Крачковский как чувствовал, чего не хватает мне. Вряд ли он думал о морских картах, когда год спустя обратил мое внимание на уникальную рукопись Института востоковедения, где я наткнулся на неизвестные арабские лоции XVI века: ведь эти карты и поныне умозрительны, представление о них возникает благодаря изучению конкретных текстов, а специально заниматься навигационными рукописями ему не пришлось. Но великое искусство учителя, видящего в ученике будущего исследователя, состоит в том, чтобы найти единственный – ни часом раньше, ни часом позже – момент, когда нужно натолкнуть зреющий ум на то, что может ему дать крылья, если он сумеет их добыть, – хотя еще не известно, насколько они будут широки. На карты Кемаля и Миллера, статьи Мжика и Крамерса мне было указано прямо, ибо их знание созидало основу, conditio sine qua non[12]12
Непременное условие (лат.).
[Закрыть] для занятий избранной темой. Когда основа создалась, то для ее обогащения и развития достаточно было незаметным толчком устремить уже возбужденную мысль в нужном направлении. В этом и помощь и испытание.
* * *
Однажды товарищ по группе сказал мне:
– Слушай, ведь нам не преподают персидский язык.
– Ты прав, не преподают. Я тоже заметил это.
– Как думаешь, почему?
Я пожал плечами.
– Не знаю.
– Ты бы стал заниматься?
– Конечно. Арабисту без персидского нельзя. Только где взять преподавателя? Вероятно, нет ставок. Ты же знаешь, как у наших факультетских канцеляристов: лимиты-кредиты…
– Чепуха! Пошли в деканат.
Через пять минут мы вошли в тесный кабинет и почтительно остановились у массивного стола.
– Чего вам? – спросил усталый декан.
– Мы арабисты-третьекурсники…
– Знаю. Шумовский, Гринберг. Чем, так сказать, могу…
– Мы хотим изучать персидский язык, а нам его не дают…
Декан удивленно посмотрел на нас и лаконично ответил:
– Программой не предусмотрено.
– Как же так? Ведь мы арабисты и нам непременно, обязательно…
– Я вам сказал, друзья. Не предусмотрено. Значит, не включено в смету.
– Но ведь мы должны изучать персидский язык… Какие же могут быть арабисты без…
Мария Львовна, – обратился декан к секретарше, – дайте мне, пожалуйста, сводку успеваемости… африканистов… Да, африканистов. Пожалуйста.
Мы поняли, что разговор окончен, и вышли. Я печально побрел в Институт востоковедения и рассказал Крачковскому о неудачном визите.

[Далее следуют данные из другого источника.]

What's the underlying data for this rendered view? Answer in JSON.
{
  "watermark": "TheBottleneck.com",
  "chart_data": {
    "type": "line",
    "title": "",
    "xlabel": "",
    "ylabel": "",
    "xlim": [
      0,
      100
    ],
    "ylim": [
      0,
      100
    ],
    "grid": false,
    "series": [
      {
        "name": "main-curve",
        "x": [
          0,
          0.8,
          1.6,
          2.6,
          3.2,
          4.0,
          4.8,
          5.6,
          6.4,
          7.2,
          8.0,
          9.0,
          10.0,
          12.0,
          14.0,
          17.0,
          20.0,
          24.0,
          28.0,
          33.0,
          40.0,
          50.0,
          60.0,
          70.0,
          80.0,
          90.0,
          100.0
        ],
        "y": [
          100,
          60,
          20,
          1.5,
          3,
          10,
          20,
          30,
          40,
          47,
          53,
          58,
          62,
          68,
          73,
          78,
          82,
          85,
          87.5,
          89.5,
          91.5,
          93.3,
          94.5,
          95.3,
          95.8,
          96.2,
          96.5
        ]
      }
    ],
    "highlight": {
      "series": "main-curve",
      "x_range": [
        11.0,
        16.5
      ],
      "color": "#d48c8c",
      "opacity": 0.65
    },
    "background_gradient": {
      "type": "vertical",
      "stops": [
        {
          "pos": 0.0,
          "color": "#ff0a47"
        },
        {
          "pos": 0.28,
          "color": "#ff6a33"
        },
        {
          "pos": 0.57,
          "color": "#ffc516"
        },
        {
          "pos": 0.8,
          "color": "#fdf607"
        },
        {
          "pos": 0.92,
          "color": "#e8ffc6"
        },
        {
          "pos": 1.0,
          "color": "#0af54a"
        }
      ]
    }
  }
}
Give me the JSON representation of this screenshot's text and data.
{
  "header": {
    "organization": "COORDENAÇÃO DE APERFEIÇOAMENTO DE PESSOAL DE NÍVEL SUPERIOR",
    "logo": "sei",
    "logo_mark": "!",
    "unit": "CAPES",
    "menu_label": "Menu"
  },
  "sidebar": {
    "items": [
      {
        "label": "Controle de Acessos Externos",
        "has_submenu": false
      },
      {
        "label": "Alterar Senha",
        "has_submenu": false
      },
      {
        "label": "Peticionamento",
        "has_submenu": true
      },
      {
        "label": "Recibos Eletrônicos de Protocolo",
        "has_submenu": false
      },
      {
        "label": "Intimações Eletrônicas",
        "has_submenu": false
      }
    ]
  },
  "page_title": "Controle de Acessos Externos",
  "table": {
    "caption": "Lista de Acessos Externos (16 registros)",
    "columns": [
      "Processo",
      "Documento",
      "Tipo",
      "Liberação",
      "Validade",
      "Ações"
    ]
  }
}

– Выкроить ставку преподавателя, когда ее нет, пожалуй, труднее, чем превратить воробья в орла, – заметил Игнатий Юлианович. – Ибо воробей все-таки существует, а недостающая ставка – нет.
– Но, Игнатий Юлианович…
– В этом деле первую скрипку должен играть Александр Павлович,[13]13
А. П. Рифтин (см. выше).
[Закрыть] как заведующий кафедрой. Со своей стороны, я договорю, конечно, и с ним и с деканом, но обещать успех трудно. Сейчас разгар учебного года и на факультете все, как говорится, сверстано. Может быть, удастся организовать ваши занятия в будущем… Я вам советую привлечь в число ходатаев еще и Струве. Василий Васильевич недавно выбран в академики, и теперь у него большой вес…
– На вес он, кажется, и прежде не жаловался, – осклабился молодой сотрудник администрации, просматривавший в это время какую-то картотеку. – Комплекцией не обижен…
Крачковский поморщился – он не любил плоских шуток – и сухо сказал:
– Вы не всегда удачно вмешиваетесь в чужой разговор.
Молодой человек зарделся и, тихо проговорив «извините», вышел из кабинета. Крачковский обратил ко мне потемневшие глаза – они постепенно светлели:
– Духом вам падать не нужно; я думаю, что совместными усилиями, как-то удастся добыть положительное решение.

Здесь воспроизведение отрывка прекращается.